Digital sports media company Perform has urged its shareholders to reject an offer from Access Industries to acquire the whole of the issued share capital not currently owned by the privately-held investment group.
Access on Monday made a final cash offer of 260p per share for Perform, which would value the company at £701.6m (€881.5m/$1.16bn).
Access said the bid was being made by AI PG LLC, which is part of the Access Industries Group. PVT, also part of the Access Industries Group, already owns around 42.5 per cent of Perform.
The offer of 260p per share compares to the level of 203.8p Perform’s share price closed at on Friday. At their peak, the shares hit 592p last year while news of the offer saw the price reach 257.5p this afternoon.

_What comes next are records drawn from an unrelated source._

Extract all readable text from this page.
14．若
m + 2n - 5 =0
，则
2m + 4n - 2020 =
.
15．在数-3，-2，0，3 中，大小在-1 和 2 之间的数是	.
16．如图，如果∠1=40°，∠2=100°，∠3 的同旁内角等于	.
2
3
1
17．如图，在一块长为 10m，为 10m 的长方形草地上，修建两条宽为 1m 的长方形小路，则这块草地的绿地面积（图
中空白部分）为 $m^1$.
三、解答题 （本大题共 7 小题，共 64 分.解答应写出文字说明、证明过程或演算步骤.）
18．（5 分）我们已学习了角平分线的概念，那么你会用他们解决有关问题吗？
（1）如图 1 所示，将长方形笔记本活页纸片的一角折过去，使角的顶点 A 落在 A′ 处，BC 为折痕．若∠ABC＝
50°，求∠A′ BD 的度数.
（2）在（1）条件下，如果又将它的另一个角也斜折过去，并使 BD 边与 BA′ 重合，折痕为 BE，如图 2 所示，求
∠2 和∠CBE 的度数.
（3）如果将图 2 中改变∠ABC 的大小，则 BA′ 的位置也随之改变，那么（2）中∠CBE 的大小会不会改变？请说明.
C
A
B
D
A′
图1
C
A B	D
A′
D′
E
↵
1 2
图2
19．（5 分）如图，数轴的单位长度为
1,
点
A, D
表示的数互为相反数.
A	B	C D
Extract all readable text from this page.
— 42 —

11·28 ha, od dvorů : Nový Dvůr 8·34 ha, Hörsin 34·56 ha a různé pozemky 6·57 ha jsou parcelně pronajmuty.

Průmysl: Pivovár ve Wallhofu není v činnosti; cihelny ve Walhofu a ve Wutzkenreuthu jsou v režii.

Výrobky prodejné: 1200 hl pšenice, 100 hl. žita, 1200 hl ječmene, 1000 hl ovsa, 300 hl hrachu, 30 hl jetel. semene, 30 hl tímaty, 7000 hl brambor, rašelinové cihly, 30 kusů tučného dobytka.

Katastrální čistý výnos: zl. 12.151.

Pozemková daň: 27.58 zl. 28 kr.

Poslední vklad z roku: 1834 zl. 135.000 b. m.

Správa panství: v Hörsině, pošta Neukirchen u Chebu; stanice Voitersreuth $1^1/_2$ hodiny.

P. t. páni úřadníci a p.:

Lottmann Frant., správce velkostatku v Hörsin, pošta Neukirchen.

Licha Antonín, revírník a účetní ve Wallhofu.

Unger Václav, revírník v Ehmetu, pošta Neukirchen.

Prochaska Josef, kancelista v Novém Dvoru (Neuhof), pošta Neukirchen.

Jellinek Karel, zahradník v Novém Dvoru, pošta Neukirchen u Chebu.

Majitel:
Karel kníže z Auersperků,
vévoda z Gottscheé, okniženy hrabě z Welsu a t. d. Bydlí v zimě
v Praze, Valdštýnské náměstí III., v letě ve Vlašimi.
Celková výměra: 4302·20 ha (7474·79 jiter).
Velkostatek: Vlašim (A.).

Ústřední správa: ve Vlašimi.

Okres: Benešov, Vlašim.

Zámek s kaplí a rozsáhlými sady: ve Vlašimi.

“We continue to have confidence in Perform’s management and in the company's future potential,” Lincoln Benet, chief executive of Access Industries, said. “Consequently, a member of our group is launching an offer at 260 pence per share, a 27.6-per-cent premium to the current price, to allow those shareholders who seek an exit to do so at a significant premium to the current trading level.”
In December, Perform’s market capitalisation slumped by more than 50 per cent in a single trading session after the company said that annual earnings would be significantly below expectations.
Perform on Friday released its financial results for the six months ending June 30. It outlined year-on-year revenue growth of 29 per cent to £118.8m, adding that it is “on track” to deliver full year revenue and adjusted EBITDA in line with the board's expectations.
Commenting on the Access offer, Perform said: “The board reiterates its confidence in Perform Group's standalone strategy and growth prospects as detailed in last Friday's interim results statement. The board remains focussed on delivering significant value for all shareholders. The board urges shareholders to take no action at this time.”